A highway patrol officer’s vehicle often serves as an office or even a temporary jail. “The general public has no reason to frequent the back seat of a patrol car, or to believe that it is a sanctuary for private discussion.” United States v. Clark, 22 F.3d 799, 802 (8th Cir.1994). Though this is a question of first impression in South Dakota, we note that other jurisdictions have found no legitimate expectation of privacy in a police vehicle. James G. Carr, The Law of Electronic SuRVEIllance § 3.2(b)(1) (1995); Clark, 22 F.3d at 801-02; United States v. McKinnon, 985 F.2d 525 (11th Cir.1993), cert. denied, — U.S. —, 114 S.Ct. 130,126 L.Ed.2d 94 (1993); People v. Seaton, 146 Cal.App.3d 67,194 Cal.Rptr. 33, 41-42 (1983); Brown v. State, 349 So.2d 1196 (Fla.App.1977), cert. denied, 434 U.S. 1078, 98 S.Ct. 1271, 55 L.Ed.2d 785 (1978); State v. Hussey, 469 So.2d 346, 350-51 (La.App.1985); People v. Marland, 135 Mich.App. 297, 355 N.W.2d 378, 383-84 (1984); State v. Lucero, 96 N.M. 126, 628 P.2d 696 (App.1981); K.F. v. State, 797 P.2d 1006 (Okla.Crim.1990); State v. Wischnofske, 129 Or.App. 231, 878 P.2d 1130 (1994).

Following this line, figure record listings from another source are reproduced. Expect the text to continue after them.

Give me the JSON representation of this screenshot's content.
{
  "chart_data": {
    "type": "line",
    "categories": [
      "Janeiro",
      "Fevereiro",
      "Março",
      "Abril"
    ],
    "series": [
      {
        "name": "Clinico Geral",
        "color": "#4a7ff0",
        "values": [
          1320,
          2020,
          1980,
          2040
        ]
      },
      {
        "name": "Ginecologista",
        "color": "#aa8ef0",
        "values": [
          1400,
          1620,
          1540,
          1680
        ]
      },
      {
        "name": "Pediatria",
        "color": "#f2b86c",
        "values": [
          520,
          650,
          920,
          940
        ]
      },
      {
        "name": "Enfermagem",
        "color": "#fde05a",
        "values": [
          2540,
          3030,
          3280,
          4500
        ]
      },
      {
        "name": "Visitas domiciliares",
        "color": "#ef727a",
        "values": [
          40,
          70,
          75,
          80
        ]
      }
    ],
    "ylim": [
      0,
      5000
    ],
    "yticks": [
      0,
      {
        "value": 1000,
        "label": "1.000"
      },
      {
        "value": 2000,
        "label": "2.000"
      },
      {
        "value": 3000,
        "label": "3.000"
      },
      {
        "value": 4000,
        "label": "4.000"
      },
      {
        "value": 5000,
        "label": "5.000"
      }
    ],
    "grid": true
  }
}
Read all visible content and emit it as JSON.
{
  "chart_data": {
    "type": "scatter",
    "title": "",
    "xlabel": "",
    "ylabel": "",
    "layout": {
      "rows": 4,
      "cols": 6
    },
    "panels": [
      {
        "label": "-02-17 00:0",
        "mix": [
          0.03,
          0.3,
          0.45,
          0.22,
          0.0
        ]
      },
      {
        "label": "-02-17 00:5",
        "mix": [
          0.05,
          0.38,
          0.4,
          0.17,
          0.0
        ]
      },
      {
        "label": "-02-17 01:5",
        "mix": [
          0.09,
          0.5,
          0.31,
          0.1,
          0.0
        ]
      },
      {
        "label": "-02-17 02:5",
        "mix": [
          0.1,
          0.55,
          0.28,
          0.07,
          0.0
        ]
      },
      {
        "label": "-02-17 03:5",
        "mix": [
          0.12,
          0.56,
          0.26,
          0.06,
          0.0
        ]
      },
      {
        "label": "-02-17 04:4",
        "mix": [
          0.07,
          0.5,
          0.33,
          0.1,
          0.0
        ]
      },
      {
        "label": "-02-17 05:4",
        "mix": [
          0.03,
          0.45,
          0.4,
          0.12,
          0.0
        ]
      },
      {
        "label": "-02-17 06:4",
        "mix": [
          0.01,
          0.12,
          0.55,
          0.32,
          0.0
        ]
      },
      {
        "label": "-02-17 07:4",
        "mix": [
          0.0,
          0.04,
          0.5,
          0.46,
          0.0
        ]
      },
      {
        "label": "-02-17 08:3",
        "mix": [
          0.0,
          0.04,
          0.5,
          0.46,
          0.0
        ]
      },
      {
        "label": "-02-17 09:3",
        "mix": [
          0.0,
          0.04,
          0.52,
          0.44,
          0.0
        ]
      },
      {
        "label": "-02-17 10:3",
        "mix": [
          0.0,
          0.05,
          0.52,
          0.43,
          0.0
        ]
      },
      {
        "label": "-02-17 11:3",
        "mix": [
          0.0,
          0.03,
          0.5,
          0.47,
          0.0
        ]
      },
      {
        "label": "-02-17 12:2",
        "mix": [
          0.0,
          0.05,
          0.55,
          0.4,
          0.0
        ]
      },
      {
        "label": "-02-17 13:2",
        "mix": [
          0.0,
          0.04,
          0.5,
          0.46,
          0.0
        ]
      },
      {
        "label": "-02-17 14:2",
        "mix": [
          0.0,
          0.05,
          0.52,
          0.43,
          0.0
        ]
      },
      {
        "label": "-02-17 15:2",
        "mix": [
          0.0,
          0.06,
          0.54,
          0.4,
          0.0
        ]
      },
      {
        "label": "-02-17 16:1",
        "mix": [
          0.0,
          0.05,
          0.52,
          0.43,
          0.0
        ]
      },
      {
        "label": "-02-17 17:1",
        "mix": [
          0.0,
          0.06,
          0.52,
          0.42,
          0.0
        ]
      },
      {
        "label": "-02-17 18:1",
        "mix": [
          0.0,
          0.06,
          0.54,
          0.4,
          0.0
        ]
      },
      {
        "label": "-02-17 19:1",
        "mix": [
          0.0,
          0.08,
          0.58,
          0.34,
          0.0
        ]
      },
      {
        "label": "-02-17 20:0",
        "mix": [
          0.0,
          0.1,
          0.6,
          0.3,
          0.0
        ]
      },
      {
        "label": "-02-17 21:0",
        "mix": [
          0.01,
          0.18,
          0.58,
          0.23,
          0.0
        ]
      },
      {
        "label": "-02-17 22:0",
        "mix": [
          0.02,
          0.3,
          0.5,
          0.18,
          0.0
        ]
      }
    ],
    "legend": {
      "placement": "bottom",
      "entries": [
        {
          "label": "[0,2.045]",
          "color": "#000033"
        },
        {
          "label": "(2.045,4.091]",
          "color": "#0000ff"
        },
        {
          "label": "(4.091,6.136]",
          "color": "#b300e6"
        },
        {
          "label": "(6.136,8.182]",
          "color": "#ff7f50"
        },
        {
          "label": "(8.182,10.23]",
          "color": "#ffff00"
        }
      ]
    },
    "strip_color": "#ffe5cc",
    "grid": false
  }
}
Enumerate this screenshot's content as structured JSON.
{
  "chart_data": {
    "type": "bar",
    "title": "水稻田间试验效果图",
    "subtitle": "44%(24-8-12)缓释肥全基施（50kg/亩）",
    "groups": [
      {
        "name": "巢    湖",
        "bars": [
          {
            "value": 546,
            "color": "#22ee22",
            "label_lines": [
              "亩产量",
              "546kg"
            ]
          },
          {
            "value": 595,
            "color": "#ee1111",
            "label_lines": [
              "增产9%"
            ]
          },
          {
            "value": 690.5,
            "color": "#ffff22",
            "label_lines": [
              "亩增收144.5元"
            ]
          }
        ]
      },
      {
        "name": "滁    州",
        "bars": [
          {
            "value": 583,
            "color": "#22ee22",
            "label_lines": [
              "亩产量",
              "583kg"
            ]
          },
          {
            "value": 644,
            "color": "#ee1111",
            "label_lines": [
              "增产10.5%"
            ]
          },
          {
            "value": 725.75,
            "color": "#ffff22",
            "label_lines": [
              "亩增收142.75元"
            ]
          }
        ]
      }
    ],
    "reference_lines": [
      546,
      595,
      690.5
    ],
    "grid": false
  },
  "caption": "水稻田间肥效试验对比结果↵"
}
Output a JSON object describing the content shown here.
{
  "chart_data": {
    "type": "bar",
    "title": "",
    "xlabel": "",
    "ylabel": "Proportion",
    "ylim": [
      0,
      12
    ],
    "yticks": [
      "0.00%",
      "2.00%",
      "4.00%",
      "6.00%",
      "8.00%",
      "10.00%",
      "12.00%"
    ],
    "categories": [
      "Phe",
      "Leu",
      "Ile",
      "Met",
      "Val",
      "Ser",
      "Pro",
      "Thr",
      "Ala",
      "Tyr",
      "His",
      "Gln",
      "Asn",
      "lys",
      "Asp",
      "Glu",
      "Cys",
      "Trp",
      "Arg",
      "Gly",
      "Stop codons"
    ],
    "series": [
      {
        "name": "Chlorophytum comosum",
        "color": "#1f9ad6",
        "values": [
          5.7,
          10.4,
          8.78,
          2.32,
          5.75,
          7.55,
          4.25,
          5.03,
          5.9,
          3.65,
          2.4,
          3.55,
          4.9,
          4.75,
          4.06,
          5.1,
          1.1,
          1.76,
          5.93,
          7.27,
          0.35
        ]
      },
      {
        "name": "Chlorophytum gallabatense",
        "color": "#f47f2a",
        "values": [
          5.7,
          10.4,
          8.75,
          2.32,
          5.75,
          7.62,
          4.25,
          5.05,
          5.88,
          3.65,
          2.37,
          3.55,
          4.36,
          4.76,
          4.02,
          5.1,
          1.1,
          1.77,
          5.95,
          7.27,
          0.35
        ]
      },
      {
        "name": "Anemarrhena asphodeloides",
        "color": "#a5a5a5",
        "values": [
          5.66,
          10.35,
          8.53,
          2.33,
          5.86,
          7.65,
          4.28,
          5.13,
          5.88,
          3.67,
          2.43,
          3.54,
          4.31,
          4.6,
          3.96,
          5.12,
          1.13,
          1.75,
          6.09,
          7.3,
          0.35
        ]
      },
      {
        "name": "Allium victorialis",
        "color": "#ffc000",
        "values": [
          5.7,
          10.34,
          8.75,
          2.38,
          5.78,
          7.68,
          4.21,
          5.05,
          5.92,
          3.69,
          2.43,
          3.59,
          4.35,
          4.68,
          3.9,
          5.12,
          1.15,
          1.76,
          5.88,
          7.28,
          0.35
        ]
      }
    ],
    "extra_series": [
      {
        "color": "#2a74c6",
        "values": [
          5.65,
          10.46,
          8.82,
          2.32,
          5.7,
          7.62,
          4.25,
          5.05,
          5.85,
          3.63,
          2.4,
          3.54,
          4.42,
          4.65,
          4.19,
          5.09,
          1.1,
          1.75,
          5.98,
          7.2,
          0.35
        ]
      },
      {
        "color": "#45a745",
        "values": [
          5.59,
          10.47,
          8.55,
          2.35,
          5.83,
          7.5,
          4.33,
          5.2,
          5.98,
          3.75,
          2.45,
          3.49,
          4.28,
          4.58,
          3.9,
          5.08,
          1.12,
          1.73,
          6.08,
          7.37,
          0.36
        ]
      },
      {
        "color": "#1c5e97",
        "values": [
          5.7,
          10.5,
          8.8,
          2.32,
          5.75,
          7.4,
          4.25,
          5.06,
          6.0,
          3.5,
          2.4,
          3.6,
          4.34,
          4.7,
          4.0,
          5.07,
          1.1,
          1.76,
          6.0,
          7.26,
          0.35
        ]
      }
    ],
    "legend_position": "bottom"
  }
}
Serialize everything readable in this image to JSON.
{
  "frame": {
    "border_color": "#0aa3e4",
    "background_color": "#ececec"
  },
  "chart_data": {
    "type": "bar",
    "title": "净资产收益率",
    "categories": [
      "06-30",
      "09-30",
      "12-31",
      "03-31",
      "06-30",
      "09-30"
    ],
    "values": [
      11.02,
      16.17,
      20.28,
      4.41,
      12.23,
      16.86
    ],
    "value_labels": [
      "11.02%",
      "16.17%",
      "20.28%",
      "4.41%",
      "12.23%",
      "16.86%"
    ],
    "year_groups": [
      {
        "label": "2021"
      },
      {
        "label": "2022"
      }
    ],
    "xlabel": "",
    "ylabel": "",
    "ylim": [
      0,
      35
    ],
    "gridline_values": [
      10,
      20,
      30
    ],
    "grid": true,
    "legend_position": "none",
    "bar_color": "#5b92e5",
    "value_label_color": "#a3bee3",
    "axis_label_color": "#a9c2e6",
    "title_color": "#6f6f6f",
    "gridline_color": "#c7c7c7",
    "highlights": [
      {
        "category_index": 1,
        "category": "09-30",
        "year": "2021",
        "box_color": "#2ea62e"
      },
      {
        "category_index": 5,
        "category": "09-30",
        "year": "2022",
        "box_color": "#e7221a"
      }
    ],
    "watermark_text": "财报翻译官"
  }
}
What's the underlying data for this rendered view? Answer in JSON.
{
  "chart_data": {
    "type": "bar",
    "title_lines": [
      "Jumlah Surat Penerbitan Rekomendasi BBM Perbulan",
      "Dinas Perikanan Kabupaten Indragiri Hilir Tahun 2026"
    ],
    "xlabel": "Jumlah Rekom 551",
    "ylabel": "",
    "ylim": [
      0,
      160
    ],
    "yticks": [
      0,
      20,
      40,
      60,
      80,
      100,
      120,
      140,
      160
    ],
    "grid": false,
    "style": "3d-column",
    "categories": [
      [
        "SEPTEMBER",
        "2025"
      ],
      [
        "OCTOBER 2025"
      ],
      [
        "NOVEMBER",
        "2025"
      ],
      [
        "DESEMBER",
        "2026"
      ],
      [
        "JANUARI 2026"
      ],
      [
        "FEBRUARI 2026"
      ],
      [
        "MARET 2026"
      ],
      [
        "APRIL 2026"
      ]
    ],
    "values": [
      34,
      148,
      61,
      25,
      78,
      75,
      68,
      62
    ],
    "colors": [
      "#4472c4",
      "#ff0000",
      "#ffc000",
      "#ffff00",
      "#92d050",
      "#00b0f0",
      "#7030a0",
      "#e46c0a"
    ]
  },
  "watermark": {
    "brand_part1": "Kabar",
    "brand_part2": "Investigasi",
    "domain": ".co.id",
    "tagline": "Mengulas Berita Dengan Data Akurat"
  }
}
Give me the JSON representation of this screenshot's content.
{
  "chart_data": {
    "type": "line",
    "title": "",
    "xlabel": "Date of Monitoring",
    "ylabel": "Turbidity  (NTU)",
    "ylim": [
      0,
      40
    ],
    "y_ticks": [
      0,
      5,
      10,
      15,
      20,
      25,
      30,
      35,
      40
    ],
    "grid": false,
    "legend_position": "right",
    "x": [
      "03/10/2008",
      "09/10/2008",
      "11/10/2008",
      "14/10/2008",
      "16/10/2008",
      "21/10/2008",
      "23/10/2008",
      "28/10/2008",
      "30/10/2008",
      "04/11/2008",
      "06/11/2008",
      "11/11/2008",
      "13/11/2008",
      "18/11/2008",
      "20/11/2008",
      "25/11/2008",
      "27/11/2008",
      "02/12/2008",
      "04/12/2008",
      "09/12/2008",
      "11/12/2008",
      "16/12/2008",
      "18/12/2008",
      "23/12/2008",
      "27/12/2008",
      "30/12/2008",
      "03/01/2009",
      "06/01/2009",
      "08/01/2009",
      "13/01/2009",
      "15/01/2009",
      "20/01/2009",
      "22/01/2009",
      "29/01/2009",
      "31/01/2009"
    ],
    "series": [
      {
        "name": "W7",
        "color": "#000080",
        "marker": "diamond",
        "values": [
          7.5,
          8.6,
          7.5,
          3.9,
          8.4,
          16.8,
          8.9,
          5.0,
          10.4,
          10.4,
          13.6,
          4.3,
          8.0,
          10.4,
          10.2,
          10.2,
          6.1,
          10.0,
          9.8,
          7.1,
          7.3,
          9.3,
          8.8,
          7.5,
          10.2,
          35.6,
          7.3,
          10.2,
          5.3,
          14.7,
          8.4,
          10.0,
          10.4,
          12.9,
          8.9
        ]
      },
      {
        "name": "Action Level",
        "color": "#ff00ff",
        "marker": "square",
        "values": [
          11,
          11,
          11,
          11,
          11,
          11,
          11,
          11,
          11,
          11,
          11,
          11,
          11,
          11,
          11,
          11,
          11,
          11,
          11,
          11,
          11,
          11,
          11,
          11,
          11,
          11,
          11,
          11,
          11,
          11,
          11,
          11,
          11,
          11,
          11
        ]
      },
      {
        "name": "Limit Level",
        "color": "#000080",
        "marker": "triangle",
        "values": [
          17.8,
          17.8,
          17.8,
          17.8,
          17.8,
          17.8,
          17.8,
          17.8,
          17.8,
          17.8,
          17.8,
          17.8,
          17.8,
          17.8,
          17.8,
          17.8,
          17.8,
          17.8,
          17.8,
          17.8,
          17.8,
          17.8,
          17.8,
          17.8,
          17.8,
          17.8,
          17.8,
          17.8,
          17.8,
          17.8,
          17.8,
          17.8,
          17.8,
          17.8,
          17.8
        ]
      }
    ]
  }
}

While secretly tape recording personal conversations in a police car may offend individual sensibilities, we nonetheless hold that Ramirez had no objective reason to expect that his conversation with Hartfield while both were in custody in the back of the patrol car would be afforded any reasonable expectation of privacy. The taped statements, therefore, are admissible as evidence. State v. Smith, 641 So.2d 849, 851-52 (Fla.1994).
Affirmed.
MILLER, C.J., and AMUNDSON and GILBERTSON, JJ., concur. SABERS, J., dissents.. "It is a petty offense for any person to drive any vehicle upon a highway with any object or gadget dangling between the view of the driver and the windshield of the vehicle.”
. Ramirez does not allege his taped statement was somehow coerced from him. See State v. Kaiser, 504 N.W.2d 96 (S.D.1993).